The Rule I Created...Enter the Tilde (~)
The tilde sign (~) is located on the upper left of your keyboard next the the "1." It is a character used in Spanish, and it happened to be a character I never used. Therefore, I selected that key as the one to help me with the job of follow-up on mails. (If you do use the tilde, pick another symbol which you do not use.)
In Outlook, I created a Rule. (Tools>Rules and Alerts) as outlined below:
- Under the "Start from a blank rule" heading, I chose "Check messages after sending."
- Click "Next."
- When the next box asked, "Which condition(s) do you want to check?" I selected "with specific words in the body."
- At the bottom of the screen, Step 2 asked me to edit the rule description by clicking an underlined value. I clicked the "specific words" hyperlink.
- When the box box appeared, I put the tilde sign (~) in the blank and clicked "Add" and then "OK."
- When that box closed, I clicked "Next."
- The next box asks, "What do you want to do with the message?" I checked, "move a copy to the specified folder."
- At the bottom of the screen, I was prompted to "Edit the rule description." I clicked the "specified" link, and on the next screen clicked on the picture of the Inbox.

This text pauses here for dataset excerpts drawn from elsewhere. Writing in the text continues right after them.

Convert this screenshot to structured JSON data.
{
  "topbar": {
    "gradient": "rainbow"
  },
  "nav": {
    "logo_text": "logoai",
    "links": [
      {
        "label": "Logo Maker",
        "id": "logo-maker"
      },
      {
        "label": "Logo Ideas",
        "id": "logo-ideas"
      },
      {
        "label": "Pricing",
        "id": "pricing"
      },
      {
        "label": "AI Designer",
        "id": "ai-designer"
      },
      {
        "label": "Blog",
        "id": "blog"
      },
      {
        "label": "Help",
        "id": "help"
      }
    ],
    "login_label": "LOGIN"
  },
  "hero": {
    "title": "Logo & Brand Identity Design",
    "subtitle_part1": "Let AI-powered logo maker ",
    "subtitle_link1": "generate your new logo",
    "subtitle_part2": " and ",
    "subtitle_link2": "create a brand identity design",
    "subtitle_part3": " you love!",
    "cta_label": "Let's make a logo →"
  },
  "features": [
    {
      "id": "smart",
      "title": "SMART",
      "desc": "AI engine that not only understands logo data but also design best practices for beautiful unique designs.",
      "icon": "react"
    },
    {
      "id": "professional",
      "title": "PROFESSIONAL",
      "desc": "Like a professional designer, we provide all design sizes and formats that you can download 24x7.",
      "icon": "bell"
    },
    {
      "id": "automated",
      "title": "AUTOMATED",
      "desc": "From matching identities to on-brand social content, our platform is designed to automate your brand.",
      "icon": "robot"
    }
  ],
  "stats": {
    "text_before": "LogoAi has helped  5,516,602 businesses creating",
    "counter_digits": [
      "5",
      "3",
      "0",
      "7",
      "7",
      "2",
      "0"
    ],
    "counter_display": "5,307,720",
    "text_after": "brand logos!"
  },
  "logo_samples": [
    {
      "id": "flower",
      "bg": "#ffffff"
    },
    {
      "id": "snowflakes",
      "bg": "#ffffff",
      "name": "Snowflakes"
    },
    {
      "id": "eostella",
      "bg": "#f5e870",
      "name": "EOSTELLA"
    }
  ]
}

I then clicked "Next."
- I was presented with a screen which said "Are there any exceptions?" For me, there are none, so I simply clicked "Next."
- The next box asks for a name for the rule. I called mine "Delegated," and then clicked "Finish."
- I have now been returned to the "Rules and Alerts" screen where I click "Apply" and then "OK."
Below, you see how the rule reads when I click the "Rules and Alerts" from the "Tools" menu:
What I Do Now
Because of the rule I created in Outlook, anytime I send an e-mail that has the tilde sign (~) somewhere in the body, a copy of that e-mail instantly goes to my Inbox. On a day-to-day basis, whenever I create an e-mail that is delegating some task to someone and I want to later followup on it, I simply put that little tilde sign somewhere in the bottom. Usually, I stick it below the signature line. One keystroke...that's all it takes! The result is the same as putting myself in the bcc line. I can now go to something else. A copy of the e-mail goes to my Inbox. Later, as I am handling the rest of my e-mail , I see that e-mail, drag it to Tasks, and make a decision about when I want to see it again. I set a due date, along with amending the subject line, and save.
One keystroke and nothing falls through the cracks. That's easy enough I will actually do it!